If the two models that we're combining are overlapping in some sense, then we won't abstain. This depends on the statistical distance between the models. So the distance is zero. If the models are identical and they output the same distribution. Hey, that's pretty good news. Maybe we can just give a sample from that joint distribution. If the models are totally disjoint, and they would never output the same thing, we're going to abstain all the time. And in between, we'll do something in between. Okay, so that's the catches, and that's not the worst failure mode that you abstain. If the models are basically not overlapping, their distribution of outputs are not overlapping.
And then we have a general version where you can combine multiple more than two or more of these models, and they depend. You know, in this case, there's a prompt X and the model is a distribution which depends on the prompt. And you can even think of an adversary that can control less than half. So we have what's called an honest majority, inspired by cryptography. It's not a cryptography concept, but if you have an honest majority of the models that are good, we get safety and abstention guarantees that depend only on the overlap of the good models and only on the probability that good models assigned to these things.

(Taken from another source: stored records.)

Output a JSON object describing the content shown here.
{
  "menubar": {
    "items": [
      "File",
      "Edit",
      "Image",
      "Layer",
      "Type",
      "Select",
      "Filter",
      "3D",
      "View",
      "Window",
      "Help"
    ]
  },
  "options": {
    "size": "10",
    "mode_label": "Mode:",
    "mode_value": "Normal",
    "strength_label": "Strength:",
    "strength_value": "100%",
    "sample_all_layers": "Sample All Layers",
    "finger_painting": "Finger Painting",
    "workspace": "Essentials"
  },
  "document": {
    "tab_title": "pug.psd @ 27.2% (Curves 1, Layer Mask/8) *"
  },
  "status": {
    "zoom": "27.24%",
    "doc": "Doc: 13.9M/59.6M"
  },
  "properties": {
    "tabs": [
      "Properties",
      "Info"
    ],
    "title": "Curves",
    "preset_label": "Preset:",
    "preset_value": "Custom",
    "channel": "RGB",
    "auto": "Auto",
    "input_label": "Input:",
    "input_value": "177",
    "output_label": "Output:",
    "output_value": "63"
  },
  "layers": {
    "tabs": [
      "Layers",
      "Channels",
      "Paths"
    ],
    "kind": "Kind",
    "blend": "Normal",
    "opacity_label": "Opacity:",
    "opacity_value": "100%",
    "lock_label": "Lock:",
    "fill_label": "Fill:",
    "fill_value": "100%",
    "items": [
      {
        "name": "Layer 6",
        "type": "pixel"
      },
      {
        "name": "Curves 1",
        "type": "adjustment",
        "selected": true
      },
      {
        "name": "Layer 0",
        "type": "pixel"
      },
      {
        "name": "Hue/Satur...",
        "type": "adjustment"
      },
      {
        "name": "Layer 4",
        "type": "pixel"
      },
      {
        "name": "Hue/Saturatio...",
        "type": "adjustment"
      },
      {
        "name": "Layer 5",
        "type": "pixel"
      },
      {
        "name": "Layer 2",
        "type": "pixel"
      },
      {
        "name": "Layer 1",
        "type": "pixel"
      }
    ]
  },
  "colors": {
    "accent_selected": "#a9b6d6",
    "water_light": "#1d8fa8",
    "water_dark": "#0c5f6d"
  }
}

So how you get those good models, I don't have an answer, and we need other research to do that. But if one of them is good, you're in good shape. So, last thing I want to say is a lot of AI is studying alignment as sort of like biology, and it's evolving, and we've got to kind of study it and do the best we can. Whereas I'm pushing for, also similar to what Max is pushing for, can we design mechanisms? We get to design AI, we can choose what it is. So we want to design mechanisms that are secure against an adversary with superior compute and intelligence. And we can use all these tools like probabilities and rewinding and simulation. So there's a lot of room for interesting work that I hope people will do to help understand what the limits of safe superintelligence is. Thank you.